现在我已经设置了一个 4 节点的 Cassandra 集群,我想执行相同的任务来读取相同的文件并将其内容存储到 4 节点的集群中。
我的问题是我该怎么做,我需要将这个程序提供给哪个节点。我该如何处理?
我的问题是如何与 4 节点集群建立连接,我必须在上面的代码中进行哪些更改。好像这部分会有一些变化
public static Cluster connect(String node){
return Cluster.builder().addContactPoint(node).build();
}
有什么变化,我将该程序提供给哪个节点?我不清楚它会如何发生。另外让我知道将整个数据插入 4 节点集群所花费的时间是否与单节点所花费的时间相同,还是会更快。
谢谢
有关如何使用 DataStax java driver 将数据最好地加载到 Cassandra 的一个很好的示例(参考程序),请查看 Brian Hess's Cassandra-loader。

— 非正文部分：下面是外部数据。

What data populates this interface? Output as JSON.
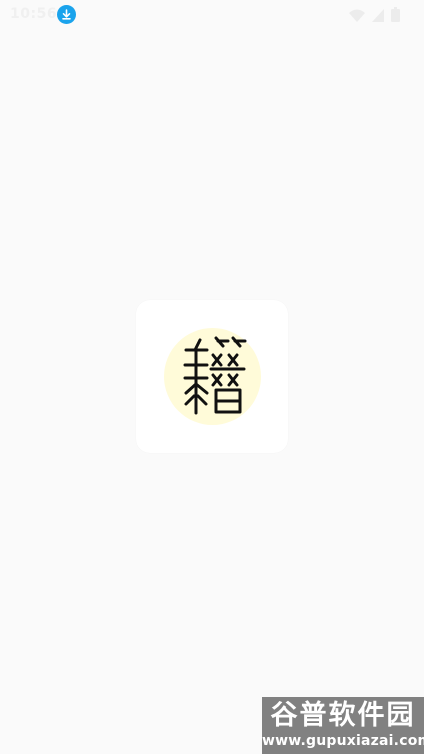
{
  "status_bar": {
    "time": "10:56",
    "download_icon": "download-icon",
    "wifi_icon": "wifi-icon",
    "signal_icon": "signal-icon",
    "battery_icon": "battery-icon"
  },
  "splash": {
    "logo_glyph": "籍",
    "logo_bg_color": "#fffbd9",
    "card_color": "#ffffff"
  },
  "watermark": {
    "title": "谷普软件园",
    "url": "www.gupuxiazai.com"
  }
}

which node do I need to feed this program
所有的cassandra节点都是平等的,它们都可以写入。但是,driver 会为您解决这个问题。只需给它一些节点作为端点,当它建立连接时,它就会知道存在哪些节点。它还将知道哪些节点拥有哪些数据并相应地执行写入。
will it take the same amount of time to insert the entire data in 4 node cluster as it took for single node or will it be faster.
一旦您将复制因素考虑在内,您的集群将随着您添加节点而线性扩展。因此,您将能够线性增加吞吐量。即,如果 3 个节点 RF3 可以进行 X 次写入,则具有 RF3 的 6 个节点可以进行 ~2X 次写入。